Balraj Shoan was sanctioned by the Canadian Radio-television and Telecommunications (“CRTC”) following an investigation into allegations that he was harassing a fellow colleague. In response, Mr. Shoan applied for judicial review on the grounds that the investigation was not conducted in a fair manner. The Court sided with Mr. Shoan, but by that point he had already lost his appointment as the Commissioner for the Governer in Counsel (“GIC”).
Mr. Shoan was accused of harassment by a fellow employee. Following a formal investigation by an impartial third-party, the Chairman and CEO, Jean-Pierre Blais, adopted 5 measures recommended in the investigative report, which included:
- that Mr. Shoan copy the CEO on all emails that he initiates and sends to the Communication staff, except for those sent to the Administrative Officer in Toronto;
- that Mr. Shoan coordinate all calls made to the Commission staff through the CEO’s office, again, except those made to the Administrative Officer in Toronto;
- that Mr. Shoan refrain from any communication with Ms. Cliff;
- that there are no changes to the open dialogue that takes place between Mr. Shoan and the staff during certain meetings;
- and that a copy of the report be sent to the Minister for her review and consideration for any further action.
In response, Mr. Shoan applied for judicial review on the following grounds:
- that the CRTC didn’t have jurisdiction to investigate the complaint and impose measures because Mr. Shoan is a Governer-in-Counsel appointee and not technically an employee of the CRTC;
- that the investigation was not conducted in a fair manner; and
- that the ultimate finding and the imposition of corrective measures were unreasonable.
This review will focus only on the second allegation made by Mr. Shoan.
The Court found that the investigation had been conducted improperly because the investigator failed to maintain an “open mind” during the investigation, and further because the Chairman who was responsible for deciding the ultimate sanction was also a witness in the investigation. When determining whether an investigation is conducted properly, the court must ask whether “the investigator maintained an open mind, that is whether the investigator has not predetermined the issue.” It’s important to note that this test is different from that applied to a review of an adjudicative decision, which requires asking whether there was a reasonable apprehension of bias.
Courts will look to the process of the investigation and to statements made by the investigator during the investigation for evidence of a “closed-mind.” Evidence of a closed-mind in other cases has been deduced from unequal treatment of a complainant and a respondent throughout the investigation. Mr. Shoan and numerous witnesses attested that the investigator had exhibited signs that they had pre-determined the guilt of Mr. Shoan prior to the conclusion of the investigation. Mr. Shoan attested that the investigators had been overly argumentative towards him, that they interrupted him repeatedly during questioning and that they would openly frown and shake their heads. This evidence was bolstered by Mr. Shoan’s Preliminary Statement of Facts where he raised concerns regarding the investigators’ independence, and by further witnesses who attested to having gotten the same impression from the investigators. The investigator failed to file an affidavit (a sworn statement) denying any of the claims suggesting bias. Further, the investigator failed to provide notes taken during the investigation. While the Court did not draw an adverse inference from failing to provide these notes, it certainly didn’t help. Further, the investigator began inquiring into whether Mr. Shoan had created a toxic work environment, which was never alleged by the complainant. The investigator’s report further made unsubstantiated conclusions to the effect that Mr. Shoan was untrustworthy.
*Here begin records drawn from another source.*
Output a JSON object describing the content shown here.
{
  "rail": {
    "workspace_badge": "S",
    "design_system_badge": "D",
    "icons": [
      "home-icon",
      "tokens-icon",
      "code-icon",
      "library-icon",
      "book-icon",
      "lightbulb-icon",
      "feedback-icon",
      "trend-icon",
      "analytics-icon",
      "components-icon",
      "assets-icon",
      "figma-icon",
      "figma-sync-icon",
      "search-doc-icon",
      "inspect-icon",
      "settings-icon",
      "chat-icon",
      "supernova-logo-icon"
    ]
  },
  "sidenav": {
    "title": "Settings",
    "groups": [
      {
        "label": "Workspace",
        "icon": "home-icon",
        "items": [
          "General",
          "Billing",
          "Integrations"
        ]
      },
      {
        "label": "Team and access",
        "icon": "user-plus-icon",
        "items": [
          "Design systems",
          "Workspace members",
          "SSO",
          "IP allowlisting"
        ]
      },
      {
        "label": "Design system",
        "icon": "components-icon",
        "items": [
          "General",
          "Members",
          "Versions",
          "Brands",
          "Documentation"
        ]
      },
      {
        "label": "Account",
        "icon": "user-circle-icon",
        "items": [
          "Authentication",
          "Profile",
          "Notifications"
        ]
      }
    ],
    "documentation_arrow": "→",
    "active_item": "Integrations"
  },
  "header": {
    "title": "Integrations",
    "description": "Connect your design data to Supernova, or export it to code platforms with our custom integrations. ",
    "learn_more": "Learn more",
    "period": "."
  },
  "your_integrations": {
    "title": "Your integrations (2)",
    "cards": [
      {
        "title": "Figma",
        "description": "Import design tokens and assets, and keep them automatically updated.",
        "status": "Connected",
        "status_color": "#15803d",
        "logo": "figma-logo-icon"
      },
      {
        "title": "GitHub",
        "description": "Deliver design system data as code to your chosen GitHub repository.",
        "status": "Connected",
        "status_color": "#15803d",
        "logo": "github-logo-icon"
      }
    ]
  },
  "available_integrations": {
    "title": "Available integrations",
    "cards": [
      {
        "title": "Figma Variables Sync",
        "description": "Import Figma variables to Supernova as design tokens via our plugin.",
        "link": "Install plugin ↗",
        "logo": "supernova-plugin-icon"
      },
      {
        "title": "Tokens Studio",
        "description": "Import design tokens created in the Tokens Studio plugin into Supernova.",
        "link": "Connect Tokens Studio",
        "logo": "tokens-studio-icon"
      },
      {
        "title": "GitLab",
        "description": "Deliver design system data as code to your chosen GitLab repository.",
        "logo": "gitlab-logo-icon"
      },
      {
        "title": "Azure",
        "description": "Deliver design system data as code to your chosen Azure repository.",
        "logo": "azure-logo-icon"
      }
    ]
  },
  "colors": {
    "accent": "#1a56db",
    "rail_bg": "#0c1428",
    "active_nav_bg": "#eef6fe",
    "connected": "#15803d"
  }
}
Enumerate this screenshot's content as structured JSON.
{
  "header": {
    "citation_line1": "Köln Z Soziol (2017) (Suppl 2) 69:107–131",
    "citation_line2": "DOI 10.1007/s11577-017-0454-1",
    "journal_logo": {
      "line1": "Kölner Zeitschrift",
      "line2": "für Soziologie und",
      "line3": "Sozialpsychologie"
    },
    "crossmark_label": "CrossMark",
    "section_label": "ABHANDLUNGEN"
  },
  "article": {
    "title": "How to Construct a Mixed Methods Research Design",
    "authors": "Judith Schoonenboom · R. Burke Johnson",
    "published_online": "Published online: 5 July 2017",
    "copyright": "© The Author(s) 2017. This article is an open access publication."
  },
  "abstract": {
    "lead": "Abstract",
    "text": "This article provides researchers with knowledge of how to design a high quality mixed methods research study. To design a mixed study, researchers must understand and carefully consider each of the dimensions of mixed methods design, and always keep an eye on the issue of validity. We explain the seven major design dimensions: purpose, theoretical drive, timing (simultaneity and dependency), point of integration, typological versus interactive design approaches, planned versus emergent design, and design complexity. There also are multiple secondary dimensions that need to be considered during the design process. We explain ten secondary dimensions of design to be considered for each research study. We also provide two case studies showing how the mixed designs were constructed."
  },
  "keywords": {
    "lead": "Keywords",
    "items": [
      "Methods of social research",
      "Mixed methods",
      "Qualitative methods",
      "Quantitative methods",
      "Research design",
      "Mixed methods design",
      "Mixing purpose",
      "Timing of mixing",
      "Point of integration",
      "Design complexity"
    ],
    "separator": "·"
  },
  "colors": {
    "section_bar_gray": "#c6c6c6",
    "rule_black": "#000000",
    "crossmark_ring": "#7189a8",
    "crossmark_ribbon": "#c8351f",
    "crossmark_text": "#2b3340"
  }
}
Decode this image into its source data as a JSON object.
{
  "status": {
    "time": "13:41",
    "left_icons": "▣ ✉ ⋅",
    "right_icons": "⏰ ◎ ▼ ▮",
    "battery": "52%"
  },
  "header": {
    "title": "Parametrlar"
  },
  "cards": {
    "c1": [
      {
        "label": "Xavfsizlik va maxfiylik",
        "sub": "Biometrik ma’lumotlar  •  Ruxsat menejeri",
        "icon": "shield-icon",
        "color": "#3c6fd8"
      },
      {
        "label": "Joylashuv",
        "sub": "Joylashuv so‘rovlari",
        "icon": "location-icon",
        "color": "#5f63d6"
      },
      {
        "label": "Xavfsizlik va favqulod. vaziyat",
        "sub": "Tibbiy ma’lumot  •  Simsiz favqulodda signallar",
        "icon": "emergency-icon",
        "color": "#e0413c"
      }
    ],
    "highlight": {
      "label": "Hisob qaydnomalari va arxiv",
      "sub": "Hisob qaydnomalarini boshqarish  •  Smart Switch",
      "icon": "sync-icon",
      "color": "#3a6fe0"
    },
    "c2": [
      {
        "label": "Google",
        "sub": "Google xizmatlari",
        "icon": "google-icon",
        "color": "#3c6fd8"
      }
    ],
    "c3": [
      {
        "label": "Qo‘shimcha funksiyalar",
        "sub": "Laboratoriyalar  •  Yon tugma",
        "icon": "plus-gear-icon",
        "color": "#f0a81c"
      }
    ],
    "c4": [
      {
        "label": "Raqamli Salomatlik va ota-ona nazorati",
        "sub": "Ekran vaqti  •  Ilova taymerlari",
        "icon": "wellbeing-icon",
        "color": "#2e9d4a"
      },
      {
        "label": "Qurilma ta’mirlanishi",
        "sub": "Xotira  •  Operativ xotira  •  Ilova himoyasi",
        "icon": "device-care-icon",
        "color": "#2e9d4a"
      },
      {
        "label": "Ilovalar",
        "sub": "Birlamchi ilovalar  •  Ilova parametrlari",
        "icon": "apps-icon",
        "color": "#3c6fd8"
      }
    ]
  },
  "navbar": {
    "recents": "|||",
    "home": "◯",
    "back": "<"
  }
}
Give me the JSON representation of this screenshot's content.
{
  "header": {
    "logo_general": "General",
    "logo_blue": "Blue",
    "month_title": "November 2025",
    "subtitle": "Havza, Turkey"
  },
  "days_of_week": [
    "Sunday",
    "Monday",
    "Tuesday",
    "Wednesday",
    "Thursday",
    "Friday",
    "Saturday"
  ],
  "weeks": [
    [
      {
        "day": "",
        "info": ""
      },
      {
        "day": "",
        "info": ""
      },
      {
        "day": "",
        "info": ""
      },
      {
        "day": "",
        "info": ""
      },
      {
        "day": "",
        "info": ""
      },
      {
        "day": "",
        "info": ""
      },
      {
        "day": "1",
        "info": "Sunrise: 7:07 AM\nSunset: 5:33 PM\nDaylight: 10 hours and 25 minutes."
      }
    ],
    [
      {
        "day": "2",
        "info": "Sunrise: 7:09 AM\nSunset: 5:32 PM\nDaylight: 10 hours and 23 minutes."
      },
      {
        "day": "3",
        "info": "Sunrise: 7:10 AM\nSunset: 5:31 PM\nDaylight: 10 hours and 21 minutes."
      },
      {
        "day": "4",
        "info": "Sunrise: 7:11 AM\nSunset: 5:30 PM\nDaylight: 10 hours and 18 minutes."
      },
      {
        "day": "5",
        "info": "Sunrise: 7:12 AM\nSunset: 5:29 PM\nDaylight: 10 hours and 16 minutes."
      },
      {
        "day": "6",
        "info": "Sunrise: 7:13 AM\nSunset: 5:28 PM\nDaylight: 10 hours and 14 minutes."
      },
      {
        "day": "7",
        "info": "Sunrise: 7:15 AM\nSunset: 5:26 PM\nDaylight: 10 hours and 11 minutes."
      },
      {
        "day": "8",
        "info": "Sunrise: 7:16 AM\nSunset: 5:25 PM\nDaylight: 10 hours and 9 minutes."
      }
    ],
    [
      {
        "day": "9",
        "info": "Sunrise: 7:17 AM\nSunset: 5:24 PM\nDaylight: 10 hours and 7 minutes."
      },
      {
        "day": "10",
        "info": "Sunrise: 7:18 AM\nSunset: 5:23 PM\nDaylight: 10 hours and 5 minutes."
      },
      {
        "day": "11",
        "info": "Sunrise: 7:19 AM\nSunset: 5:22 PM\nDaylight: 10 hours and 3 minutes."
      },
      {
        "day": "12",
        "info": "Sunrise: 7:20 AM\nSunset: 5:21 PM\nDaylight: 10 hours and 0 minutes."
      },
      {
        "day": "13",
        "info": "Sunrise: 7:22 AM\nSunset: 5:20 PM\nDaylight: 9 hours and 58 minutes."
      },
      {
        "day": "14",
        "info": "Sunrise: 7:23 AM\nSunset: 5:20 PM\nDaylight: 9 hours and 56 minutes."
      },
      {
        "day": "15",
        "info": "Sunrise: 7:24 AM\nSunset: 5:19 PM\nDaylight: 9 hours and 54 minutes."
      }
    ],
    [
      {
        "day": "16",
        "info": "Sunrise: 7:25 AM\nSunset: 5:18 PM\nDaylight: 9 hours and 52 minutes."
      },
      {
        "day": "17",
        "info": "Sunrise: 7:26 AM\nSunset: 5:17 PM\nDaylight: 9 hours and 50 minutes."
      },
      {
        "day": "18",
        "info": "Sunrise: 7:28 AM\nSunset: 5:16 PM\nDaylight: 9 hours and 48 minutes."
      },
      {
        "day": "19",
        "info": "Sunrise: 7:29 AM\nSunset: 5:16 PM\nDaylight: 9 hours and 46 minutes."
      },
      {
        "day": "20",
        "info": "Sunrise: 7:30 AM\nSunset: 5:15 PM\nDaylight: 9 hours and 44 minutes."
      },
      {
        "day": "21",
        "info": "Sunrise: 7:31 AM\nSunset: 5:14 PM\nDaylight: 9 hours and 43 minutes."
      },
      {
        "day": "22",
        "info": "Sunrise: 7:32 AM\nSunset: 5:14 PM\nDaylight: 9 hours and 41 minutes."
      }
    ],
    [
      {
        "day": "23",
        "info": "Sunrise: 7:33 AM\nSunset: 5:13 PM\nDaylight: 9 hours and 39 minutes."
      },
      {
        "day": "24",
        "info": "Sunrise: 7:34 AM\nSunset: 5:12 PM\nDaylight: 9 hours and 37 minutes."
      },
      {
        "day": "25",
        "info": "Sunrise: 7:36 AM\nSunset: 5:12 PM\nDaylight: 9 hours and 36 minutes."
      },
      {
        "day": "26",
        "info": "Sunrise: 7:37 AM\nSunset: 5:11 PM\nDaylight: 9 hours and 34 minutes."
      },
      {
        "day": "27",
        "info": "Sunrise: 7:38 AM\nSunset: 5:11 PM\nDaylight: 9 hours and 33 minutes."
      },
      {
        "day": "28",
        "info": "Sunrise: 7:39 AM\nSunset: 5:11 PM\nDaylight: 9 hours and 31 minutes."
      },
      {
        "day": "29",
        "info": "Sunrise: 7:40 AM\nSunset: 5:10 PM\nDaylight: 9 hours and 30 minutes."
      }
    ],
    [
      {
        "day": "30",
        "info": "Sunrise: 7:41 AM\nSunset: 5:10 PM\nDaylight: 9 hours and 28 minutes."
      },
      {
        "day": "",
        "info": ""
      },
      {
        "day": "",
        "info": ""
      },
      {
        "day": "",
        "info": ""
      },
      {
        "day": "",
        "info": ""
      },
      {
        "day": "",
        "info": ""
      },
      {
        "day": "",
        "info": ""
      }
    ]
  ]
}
The weight of all this evidence pointed to the conclusion that the investigation was conducted improperly, therefore tainting the sanctions imposed on Mr. Shoan. Usually, in situations like these, the Court will send the matter back to the internal resolution body to be re-investigated. However, in this instance, Mr. Shoan had already had his appointment to Commissioner rescinded by the Governer-in-Counsel. Nevertheless, the court awarded Mr. Shoan legal costs in the amount of $30,000.
It is imperative to conduct allegations of workplace harassment in an impartial and objective manner. Specifically, it is important for investigators to be cognizant of the fact that their statements and conduct during the investigation process could be open to scrutiny. Investigators must also be careful to avoid jumping to conclusions until a full investigation has been completed and to treat the complainant and respondent equally throughout the investigation. Further, it helps if the investigator maintains detailed notes throughout the investigation in case they need to support their conclusions. In general, it is advisable for investigators to use measured language in their reports so as to prevent any impression of partiality. In this specific case, it didn’t help that the investigator failed to officially refute any of the allegations by providing a sworn affidavit to that effect.